11-13-2004, 08:40 AM
I have a 15 year old ficus tree in a pot. It's not the prettiest specimen, but it's sentimental. To make a long story short, my husband and I recently purchased a place in Florida, and we plan to ship it down to plant in our yard there. I know it will flourish there!

I am looking for advice. Should I prune it way back or not, water it in advance of shipping or not, wrap the root ball in burlap or not, etc. It's not too tall, so, with some pruning, I can get it into a standard wardrobe box for shipping. Any and all advice is welcome. Thanks!

Quirky Quercus
11-13-2004, 02:15 PM
A few words about ficus trees planted in Florida yards.

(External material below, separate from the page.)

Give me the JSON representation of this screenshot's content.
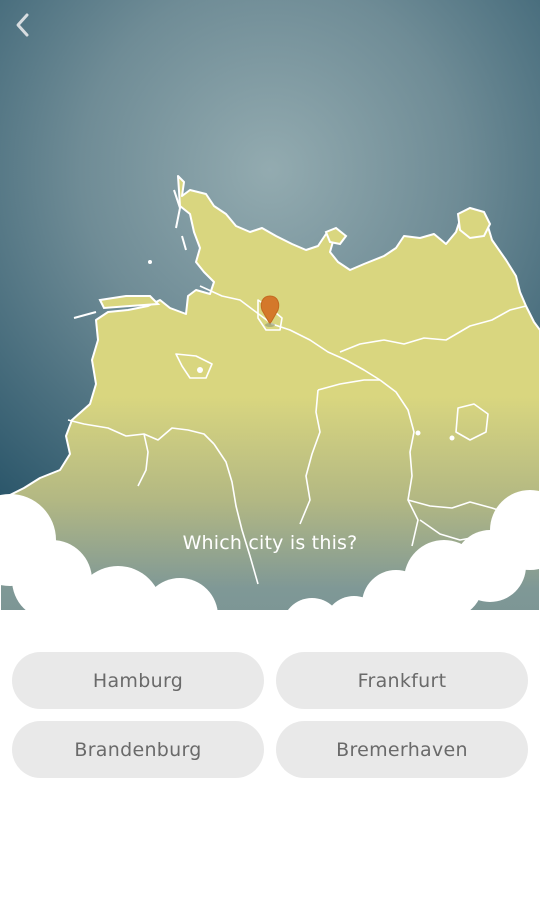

You hit the nail on the head when you said it will florish here but they have an extremely invasive root system and the trees get very large very quickly. My neighbor has a 10 year old ficus that literally sent surface roots 40 feet to their house and to their neighbor's house, and if you have any underground pipes, these puppies will go straight for it. Even still, ficus trees are widely planted here but the homeowners eventually find out too late that they can cause problems. Otherwise expensive maintenance and root cutting may prolong the time until the CGC needs to come out and give you an estimate on repairing your home.

www.mgonline.com can give you some additional info about them. Click on trees. However I will add he says they have been on the do not plant list for years and I have found that to be untrue. He talks about a 550 ACRE ficus tree in India- I have been unable to find out anything about this tree, thus I don't believe it. There is some true stuff there though!

As for shipping or bringing in plants to florida... I don't really know much about the shipping laws other than if you ship a plant you have to get this certificate. Lots of large and small nurseries ship plants UPS and apparently don't bother. Not sure if that's legal or not.

One thing I can say for certain is that Florida has agricultural check point stations at every possible entry into the state. If you have any enclosed cargo vehicle including trailers, you will be required to stop. They apparently spot check moving vans but I have found in the 2 ocassions I had to stop at one that they ask you if you have any plants etc and when I said no they let me pass without checking. If you had the plant in a car, they'd never know about it.

I'm going to give you my honest opinion. All those pretty trees you see around you right now, many of which will grow in Florida just fine and might even be native... Take a good long look at them, because they are nearly impossible to find at nurseries in the southern half of the state. If you want to smuggle in some trees, bring in something that we desperately need. Real trees. These exotic tropicals are taking a toll on my mental state.

11-13-2004, 09:08 PM
Thanks for the advice. I know it's non native, but our landscaper down there is aware of our intentions and says we are fine as long as we keep it agressively trimmed. I'll ask him if he has any concerns about the roots. If so, we'll just re-pot it and let it live a nice contained life there.

550 acres sounds a bit much to me!

Quirky Quercus
11-14-2004, 05:57 PM
Just be careful, landscapers are not always tree experts. Just ask the person in this recent post http://forums.arborday.org/forum/viewtopic.php?t=125

By the way, you could always find a nice spot in a park or alongside a highway (common) to plant or on someone elses lot to put it. :)

When the arbor day employees come in on monday (I noticed a pattern) they'll probably pop in with some advice on how to package it.